The optimal CFs were targeted between 10 and 20 g with a cutoff CF of 25 g in the present study. Therefore, excessive CF-induced cardiac tamponade was extensively excluded, while we did not observe an improvement in cardiac tamponade after application of the CF-sensing catheter. We propose the following interpretations: (1) Although CF is a critical factor for cardiac tamponade, the occurrence of cardiac tamponade is the result of an extensive interaction among CF, ablation power, time, temperature, and impedance; therefore, all the above parameters should be carefully monitored during the ablation procedure [22]. (2) In the stratified analyses, the patients with a smaller left atrium dimension had a greater risk of cardiac tamponade during the ablation procedure with the CF-sensing catheter.
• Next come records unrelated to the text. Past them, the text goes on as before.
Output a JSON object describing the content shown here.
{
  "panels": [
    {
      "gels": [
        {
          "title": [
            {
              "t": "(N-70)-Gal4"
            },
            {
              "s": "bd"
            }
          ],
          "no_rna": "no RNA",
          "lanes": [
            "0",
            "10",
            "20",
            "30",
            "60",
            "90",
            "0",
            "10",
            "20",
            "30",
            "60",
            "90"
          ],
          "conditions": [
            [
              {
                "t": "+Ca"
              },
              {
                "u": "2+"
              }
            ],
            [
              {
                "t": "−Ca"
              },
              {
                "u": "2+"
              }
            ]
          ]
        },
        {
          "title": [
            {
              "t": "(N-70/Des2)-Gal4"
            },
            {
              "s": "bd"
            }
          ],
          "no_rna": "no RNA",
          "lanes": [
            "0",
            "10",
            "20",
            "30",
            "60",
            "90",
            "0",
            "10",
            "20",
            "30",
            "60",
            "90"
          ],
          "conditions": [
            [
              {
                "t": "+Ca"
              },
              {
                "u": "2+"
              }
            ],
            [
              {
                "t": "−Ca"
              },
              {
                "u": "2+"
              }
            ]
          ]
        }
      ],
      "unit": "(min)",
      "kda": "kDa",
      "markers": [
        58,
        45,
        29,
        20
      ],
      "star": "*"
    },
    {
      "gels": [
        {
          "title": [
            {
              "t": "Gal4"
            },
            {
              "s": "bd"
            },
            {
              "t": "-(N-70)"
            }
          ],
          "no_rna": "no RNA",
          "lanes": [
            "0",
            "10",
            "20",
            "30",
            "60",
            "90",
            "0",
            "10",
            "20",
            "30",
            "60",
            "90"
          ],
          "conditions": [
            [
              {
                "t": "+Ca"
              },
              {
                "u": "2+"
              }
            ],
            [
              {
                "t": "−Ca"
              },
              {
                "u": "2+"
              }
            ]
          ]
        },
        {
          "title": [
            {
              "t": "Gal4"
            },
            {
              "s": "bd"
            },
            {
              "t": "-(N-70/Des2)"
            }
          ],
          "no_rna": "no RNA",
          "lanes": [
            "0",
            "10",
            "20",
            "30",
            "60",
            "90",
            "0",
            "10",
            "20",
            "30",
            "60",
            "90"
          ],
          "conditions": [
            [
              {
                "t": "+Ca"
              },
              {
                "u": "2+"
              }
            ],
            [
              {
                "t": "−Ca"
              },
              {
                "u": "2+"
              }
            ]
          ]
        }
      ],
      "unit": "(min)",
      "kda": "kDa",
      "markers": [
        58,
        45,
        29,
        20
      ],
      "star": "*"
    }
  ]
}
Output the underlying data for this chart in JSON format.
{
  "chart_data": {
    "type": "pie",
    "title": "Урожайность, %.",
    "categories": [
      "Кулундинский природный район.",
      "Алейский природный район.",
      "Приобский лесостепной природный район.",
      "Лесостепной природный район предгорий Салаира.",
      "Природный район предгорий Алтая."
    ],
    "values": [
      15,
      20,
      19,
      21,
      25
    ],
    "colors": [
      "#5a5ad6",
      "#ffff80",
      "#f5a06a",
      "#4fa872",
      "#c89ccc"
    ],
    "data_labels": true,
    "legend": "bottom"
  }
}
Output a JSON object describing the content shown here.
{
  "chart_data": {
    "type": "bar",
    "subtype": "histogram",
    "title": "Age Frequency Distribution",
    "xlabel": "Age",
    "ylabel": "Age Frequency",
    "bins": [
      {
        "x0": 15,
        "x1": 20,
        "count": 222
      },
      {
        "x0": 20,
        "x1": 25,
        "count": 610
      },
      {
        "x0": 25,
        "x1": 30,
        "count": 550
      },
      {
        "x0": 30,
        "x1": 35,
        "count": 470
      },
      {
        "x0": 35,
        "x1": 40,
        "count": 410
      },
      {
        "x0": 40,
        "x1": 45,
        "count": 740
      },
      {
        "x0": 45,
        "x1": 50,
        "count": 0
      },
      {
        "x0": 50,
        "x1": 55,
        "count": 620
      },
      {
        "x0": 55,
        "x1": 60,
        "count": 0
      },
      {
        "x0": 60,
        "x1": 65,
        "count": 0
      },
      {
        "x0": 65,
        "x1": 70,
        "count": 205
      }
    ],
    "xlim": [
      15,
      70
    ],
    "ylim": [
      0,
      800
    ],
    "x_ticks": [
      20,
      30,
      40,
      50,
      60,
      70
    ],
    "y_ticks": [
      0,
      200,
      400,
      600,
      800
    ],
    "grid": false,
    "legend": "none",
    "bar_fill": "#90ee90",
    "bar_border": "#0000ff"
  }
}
Given the facts that the tip of the CF-sensing catheter is stiffer compared to that of the non-CF-sensing catheter and CF measurements are sampled every 50 ms and calibrated to produce a contact force reading that is averaged over 1 s [8], cardiac tamponade is likely to be associated with the manipulation of the CF-sensing catheter, and instant CF may be excessive to cause cardiac perforation. (3) Operators using the CF-sensing technology to target optimal CF may ablate longer and with greater force than those using the non-CF-sensing catheter [23]; increased energy delivery with CF-sensing catheter–guided ablation might increase the risk of cardiac tamponade, which seems to be consistent with the fact that few delayed cardiac tamponade cases occurred in the CF group.

4.1 Study limitation

The most important limitation of our study was its retrospective and observational design. There was no data on audible steam pop, the possible location of the perforation, and the exact CF during the procedure. The imbalance between baseline characteristics of the two groups was another limitation. The propensity-matched cases in the two groups may eliminate the bias of these confounding factors. This study may be not powered to address the issue because of the low incidence of cardiac tamponade despite the large sample size in the present study. Additionally, the present study came from an experienced center and operators, so it is still questionable whether CF-sensing catheters would increase cardiac tamponade in medical centers with a low volume of cases.

5 Conclusion

Cardiac tamponade is a rare but life-threatening complication during catheter ablation for AF. In this retrospective study from an experienced center, unexpectedly, our data show that the CF-sensing catheter increases the risk of cardiac tamponade during AF ablation. It highlights that CF monitoring cannot be guaranteed to avoid cardiac tamponade. Caution should be taken in using the CF-sensing catheter for AF ablation, and an optimized ablation strategy for CF-sensing catheters is needed to minimize the risk of cardiac tamponade.